Environmental Pollution Agency Sued For Lead-Poisoning Flint, Michigan

by JASmius



Looks like the good citizens of Flint have noticed the EPA pattern that has earned them their updated name:

The U.S. Environmental P[ollu]tion Agency is now the latest governmental entity targeted for damages in a class action lawsuit stemming from the Flint water crisis.

On Monday, attorneys for more than five hundred current and former city residents filed claims for personal injury and property damage. Those claims, which fall under the Federal Tort Claims Act, total more than $220 million in potential damages.

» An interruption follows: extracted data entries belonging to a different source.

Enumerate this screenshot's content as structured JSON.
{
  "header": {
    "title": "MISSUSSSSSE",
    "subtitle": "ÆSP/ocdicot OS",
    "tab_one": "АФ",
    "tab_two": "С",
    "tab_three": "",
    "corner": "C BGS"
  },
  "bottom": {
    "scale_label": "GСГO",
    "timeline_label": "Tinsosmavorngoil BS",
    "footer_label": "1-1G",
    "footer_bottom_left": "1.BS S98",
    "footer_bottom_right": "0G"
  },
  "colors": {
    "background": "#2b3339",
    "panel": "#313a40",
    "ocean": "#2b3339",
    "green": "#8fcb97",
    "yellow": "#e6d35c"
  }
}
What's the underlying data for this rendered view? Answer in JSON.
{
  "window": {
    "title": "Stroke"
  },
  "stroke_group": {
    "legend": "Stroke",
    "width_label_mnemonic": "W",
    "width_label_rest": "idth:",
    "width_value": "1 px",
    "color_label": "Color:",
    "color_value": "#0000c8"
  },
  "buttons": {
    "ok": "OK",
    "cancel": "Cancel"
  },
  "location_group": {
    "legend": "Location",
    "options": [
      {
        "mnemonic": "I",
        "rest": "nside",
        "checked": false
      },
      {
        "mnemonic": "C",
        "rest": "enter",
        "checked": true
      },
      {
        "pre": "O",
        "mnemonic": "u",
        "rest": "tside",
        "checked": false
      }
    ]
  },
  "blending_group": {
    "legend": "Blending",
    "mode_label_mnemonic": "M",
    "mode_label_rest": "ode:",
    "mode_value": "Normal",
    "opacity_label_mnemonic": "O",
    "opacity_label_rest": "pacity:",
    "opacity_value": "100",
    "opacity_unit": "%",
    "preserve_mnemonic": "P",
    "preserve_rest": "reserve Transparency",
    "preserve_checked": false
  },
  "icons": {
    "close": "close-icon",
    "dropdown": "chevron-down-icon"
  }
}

In a statement released with the lawsuit Monday, plaintiffs’ attorney Michael Pitt wrote: “The EPA heard the alarm bell loud and clear but chose to ignore the profound environmental and public health issues brought to its attention in the early stages of this disaster. This agency attitude of ‘public be damned’ amounts to a cruel and unspeakable act of environmental injustice for which damages will have to be paid to the thousands of injured water users.”

EPA's attitude was essentially, "There's lead pouring into the drinking water of Flint, Michigan?  Well, does Michigan have a GOP governor?  They do?  Then [BLEEP] him, Rick Snyder's gonna take the fall for it!"  Then they stood back and did nothing in the hopes of making the incident so egregious and damaging that it would flip Michigan's governor's mansion "blue".  I think that sums it up.

Did the State and local authorities in Michigan screw up?  Absolutely they did, and Governor Snyder has owned every bit of that.  But that's what they were: screw-ups.  Mistakes.  They didn't poison Flint's water supply on purpose, much less for partisan political gain.  EPA, by sitting back and letting it happen, might as well have.

And, of course, from the Constitutional perspective, remove the EPA from the equation, and not only would the problem have been addressed sooner, but the accountability would have rested where it always belonged in the first place: the State and local level.  Because the Constitution does not enumerate to the federal government any power over "environmental" policy.

It'd be nice if that quarter-bil in damages was chopped right out of EPA's FY2017 budget.  But then it would be even nicer if EPA was abolished as the unconstitutional abomination and partisan Democrat truncheon that it is.  Take little bites, though, and you'll still eventually finish your "dinner".